Gualano observou que, por enquanto, as pessoas estão empolgadas com os efeitos positivos desses medicamentos, como a redução de peso e o controle dos níveis de açúcar no sangue. No entanto, ele alerta que essa “fase de lua de mel” pode não durar, e que os efeitos a longo prazo ainda são incertos.
A pesquisa objetiva compreender os motivos pelos quais os indivíduos têm buscado esses medicamentos sem indicação médica e comparar os resultados em diferentes países. Para isso, foi aplicado um questionário online, cujas respostas serão analisadas para fornecer dados mais claros sobre a situação.
Os pesquisadores identificaram que muitos usuários não procuram necessariamente melhorias na saúde, mas sim um ideal de magreza associado a status social e aceitação. Esse fenômeno é considerado uma parte do que se chama “economia moral do corpo”, que sugere que a magreza é vista como um símbolo de sucesso e reconhecimento profissional.
Fernanda Scagliusi, também da USP e coautora do estudo, alertou para o fato de que o acesso a esses medicamentos é muitas vezes limitado por seu alto custo, dificultando o uso por pessoas com menos recursos financeiros. Ela sugere que a magreza pode se tornar uma marca de riqueza, enquanto a gordura pode ser associada à pobreza. Gualano complementou essa visão, afirmando que os diferentes tipos de corpo podem se tornar uma representação de poder na sociedade.
As redes sociais também são evidenciadas como uma força motriz que impulsiona o uso off-label dessas canetas emagrecedoras. Plataformas como Instagram e TikTok promovem padrões de beleza que muitas vezes não são alcançáveis para a maioria das pessoas. Os relatos de emagrecimento rápido se tornam referências e incentivam novos usuários a seguirem o mesmo caminho.

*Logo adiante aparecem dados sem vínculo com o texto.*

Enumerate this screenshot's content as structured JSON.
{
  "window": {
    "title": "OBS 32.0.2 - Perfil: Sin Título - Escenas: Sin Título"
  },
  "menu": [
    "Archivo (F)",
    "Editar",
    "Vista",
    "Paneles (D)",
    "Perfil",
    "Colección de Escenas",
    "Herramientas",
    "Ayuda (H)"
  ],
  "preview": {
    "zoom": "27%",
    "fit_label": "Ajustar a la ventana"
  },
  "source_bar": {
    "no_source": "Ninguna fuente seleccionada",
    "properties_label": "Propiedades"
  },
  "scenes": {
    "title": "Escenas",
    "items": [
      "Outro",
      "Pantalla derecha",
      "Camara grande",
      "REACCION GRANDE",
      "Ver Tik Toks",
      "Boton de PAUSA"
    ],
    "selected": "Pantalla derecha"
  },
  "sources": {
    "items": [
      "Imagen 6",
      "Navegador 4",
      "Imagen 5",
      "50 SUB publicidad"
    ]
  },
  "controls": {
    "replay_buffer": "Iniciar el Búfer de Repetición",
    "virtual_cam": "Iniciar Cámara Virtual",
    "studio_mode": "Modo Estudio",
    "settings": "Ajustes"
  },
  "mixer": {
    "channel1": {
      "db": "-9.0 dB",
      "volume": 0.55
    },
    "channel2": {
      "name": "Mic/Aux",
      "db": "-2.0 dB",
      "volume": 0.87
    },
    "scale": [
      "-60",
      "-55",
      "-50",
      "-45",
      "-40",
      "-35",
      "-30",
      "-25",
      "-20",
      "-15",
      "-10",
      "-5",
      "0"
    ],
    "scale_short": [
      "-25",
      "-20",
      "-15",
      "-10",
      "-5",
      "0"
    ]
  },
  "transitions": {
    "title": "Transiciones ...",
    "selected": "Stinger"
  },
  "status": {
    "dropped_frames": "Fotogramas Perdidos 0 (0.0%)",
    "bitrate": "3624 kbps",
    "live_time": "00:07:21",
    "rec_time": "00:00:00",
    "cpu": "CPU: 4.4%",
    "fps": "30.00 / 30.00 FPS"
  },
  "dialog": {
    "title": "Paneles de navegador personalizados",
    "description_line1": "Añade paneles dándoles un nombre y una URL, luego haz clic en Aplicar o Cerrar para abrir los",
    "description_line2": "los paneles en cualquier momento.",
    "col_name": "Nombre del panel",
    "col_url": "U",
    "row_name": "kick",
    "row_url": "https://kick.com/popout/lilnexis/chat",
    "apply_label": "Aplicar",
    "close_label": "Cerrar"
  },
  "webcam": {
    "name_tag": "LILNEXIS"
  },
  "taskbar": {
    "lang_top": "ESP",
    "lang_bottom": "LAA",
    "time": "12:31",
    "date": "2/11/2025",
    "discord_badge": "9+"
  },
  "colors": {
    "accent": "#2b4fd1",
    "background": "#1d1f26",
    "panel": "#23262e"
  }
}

No entanto, o estudo destaca que os possíveis efeitos colaterais graves desses medicamentos, como vômitos e fraqueza, costumam ser negligenciados. Scagliusi enfatiza a necessidade de cautela na divulgação, já que alguns usuários podem até ter dificuldades em realizar atividades físicas devido à falta de energia.
Gualano também mencionou uma contradição presente nas redes sociais: inicialmente, os usuários se sentem aliviados ao atingir os padrões de beleza esperados, mas logo enfrentam um julgamento negativo, sendo chamados de “trapaceiros” por optarem por uma solução farmacológica ao invés de métodos tradicionais de emagrecimento, como a cirurgia bariátrica.
A pesquisa revelou diferenças culturais significativas sobre o uso desses medicamentos. No Brasil, a utilização está ligada a padrões de beleza que consideram fatores como raça e classe. Nos Estados Unidos, é vista como uma ferramenta de autodisciplina. No Japão, está associada a estratégias de saúde pública, enquanto na Dinamarca reflete uma alta confiança nas práticas médicas.
Os pesquisadores concluem que, nesse cenário, o uso de medicamentos sem orientação médica não é mais visto como um desvio, mas sim como uma resposta que muitos consideram lógica às novas pressões estéticas. Muitas questões permanecem em aberto, como os impactos psicológicos e sociais do uso prolongado dessas substâncias. Os pesquisadores se perguntam até que ponto a falta de apetite pode estar relacionada a transtornos alimentares ou a depressão, além de se preocupar com a autoestima e a relação dos indivíduos com a comida. Ao final, a adesão massiva a esses medicamentos forma um experimento social que levanta dúvidas sobre os custos humanos envolvidos.